Having simplified the subpatcher, we can add pitch modulation controls, which include LFO, pitch bend, and pitch envelope control. As an overview:

  • express your pitch modulation in half steps, since frequency varies by register.
  • set up modulation to be +/- 1 half step, then multiply output by actual pitch modulation depth you want (including fractions of half steps)
  • add pitch modulation to MIDI note input at audio rate. MIDI note input is converted to an audio rate signal before adding pitch modulation
  • convert combined MIDI note input and pitch modulation at audio rate

All of this is well-commented in the example patchers. Make sure you examine each of the subpatchers.

pitchMod (inside of WaveformSynthWorking2~) contains a subpatcher for LFO modulation, pitch bend, and pitch envelope. Rate, depth, and bend amount are sent from the parent patcher. Pitch envelope duration and pitch envelope depth is also sent from parent patcher. The controls in the parent patcher are inside of the [p pitchModControls]. The pitch envelope also needs to be triggered with noteon events, so it gets noteon velocity from note input to trigger the envelope. I have not include sustain control in the pitch envelope, but you could modify it to make it work.

The pitch envelope subpatcher also has added x and y zoom controls via the rsliders (range sliders). You can zoom in on a small range by selecting a small amount in the rslider (corresponding to the area you want to zoom in). There is a reset button to quickly zoom out all the way.

The pitch modulation controls from the parent patcher could use physical control (MIDI CC). You can easily add that, and scale appropriately.

using [number~] instead of line~

In many of the subpatchers of <WaveformSynthWorking2~.maxpat> I’m using a [number~] object to convert a control rate message to an audio rate signal. If you set [number~] to “permit signal output mode” only, then you [number~] will convert the message an audio signal. Further down the inspector you can also set a ramp time in ms, which is like the time argument in a message pair to [line~].


(max) encapsulation

As you learn more objects and more complicated ways of interacting with MIDI and synthesis with Max, your patchers will likewise become increasingly complex.
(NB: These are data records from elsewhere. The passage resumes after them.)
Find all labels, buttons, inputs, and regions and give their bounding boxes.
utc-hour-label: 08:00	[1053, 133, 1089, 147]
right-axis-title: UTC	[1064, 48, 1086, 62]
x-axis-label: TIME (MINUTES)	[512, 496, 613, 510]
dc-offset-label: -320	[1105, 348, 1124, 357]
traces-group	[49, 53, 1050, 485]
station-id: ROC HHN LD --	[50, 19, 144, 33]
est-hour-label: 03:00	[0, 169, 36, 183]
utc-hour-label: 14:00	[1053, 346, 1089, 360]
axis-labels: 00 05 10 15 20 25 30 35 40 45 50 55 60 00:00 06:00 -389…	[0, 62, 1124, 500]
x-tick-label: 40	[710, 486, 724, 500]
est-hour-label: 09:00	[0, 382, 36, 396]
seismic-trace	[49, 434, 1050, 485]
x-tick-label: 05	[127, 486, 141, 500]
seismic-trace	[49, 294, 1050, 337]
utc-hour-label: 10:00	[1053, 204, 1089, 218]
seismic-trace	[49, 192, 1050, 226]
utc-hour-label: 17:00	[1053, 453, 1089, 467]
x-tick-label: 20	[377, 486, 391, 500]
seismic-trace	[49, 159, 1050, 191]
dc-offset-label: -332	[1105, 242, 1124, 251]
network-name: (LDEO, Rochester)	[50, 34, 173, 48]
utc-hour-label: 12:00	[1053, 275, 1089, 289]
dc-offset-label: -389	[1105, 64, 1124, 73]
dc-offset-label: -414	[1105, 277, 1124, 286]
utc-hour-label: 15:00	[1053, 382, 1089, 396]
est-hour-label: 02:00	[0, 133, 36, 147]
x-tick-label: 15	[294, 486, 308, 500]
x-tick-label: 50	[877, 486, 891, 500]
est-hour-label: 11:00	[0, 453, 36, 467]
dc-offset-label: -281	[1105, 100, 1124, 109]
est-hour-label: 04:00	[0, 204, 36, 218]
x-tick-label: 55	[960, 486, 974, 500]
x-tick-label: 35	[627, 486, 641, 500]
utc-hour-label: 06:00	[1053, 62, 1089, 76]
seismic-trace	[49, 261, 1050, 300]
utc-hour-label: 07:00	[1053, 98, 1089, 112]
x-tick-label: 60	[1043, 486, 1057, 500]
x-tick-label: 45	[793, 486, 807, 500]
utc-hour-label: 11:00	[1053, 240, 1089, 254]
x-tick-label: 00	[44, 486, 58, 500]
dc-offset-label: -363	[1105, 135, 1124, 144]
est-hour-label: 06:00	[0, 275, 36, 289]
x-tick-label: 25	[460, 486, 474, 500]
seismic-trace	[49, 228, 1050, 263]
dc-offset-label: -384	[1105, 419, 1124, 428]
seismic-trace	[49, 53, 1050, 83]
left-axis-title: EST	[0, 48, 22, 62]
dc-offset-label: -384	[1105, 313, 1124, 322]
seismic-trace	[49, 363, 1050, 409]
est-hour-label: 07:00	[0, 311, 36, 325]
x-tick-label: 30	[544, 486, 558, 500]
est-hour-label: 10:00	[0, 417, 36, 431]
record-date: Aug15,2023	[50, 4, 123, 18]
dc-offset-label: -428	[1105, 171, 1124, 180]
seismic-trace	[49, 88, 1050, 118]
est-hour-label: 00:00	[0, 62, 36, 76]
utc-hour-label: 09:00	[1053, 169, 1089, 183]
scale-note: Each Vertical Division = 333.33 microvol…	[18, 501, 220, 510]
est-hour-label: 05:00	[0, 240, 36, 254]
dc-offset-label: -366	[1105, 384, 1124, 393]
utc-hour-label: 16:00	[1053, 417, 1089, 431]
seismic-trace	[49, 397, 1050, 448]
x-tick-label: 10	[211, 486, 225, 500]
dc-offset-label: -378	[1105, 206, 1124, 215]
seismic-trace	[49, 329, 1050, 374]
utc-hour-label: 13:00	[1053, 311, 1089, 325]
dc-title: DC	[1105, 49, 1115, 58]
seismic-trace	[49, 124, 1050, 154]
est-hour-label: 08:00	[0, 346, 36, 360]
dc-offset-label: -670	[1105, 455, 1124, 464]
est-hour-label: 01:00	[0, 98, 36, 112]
While use of presentation mode can make your final interface much easier to use and understand, you will need to make extensive use of encapsulation if you want to keep any sense of clarity as you develop your patchers. Encapsulation takes two main forms: the [patcher] object, and patchers saved as files that can be used as objects in other patchers. Liberal use of well-named encapsulated patchers and objects will go along way towards making your patchers easier for you and others to understand. I’m going to focus on the [p] object only.

encapsulation and the [patcher] object

I talked about encapsulation in a previous post. Max 7 adds an incredibly easy way to take an existing partial network of objects and encapsulate them with a single command. Select the group of objects you want to encapsulate, then use encapsulate command: Edit > Encapsulate <shift>+<cmd>+<E>. The objects will be moved into a [p] (patcher) object, with all connections and relative placements intact. Any connection to an object outside the selection will automatically generate an inlet or outlet as needed, and connections to those inlets/outlets will already be made. All you have to do is name the [p] object.



with this inside.Encap3

Be sure to name the [p] object (something useful and explanatory of its function – gainControl would be good in this case), and also to add an explanation of the function of the outlet (or inlet) in the Comment attribute field in its Inspector window. The comment is what shows in the popup when you hold your mouse over an inlet or outlet of an object.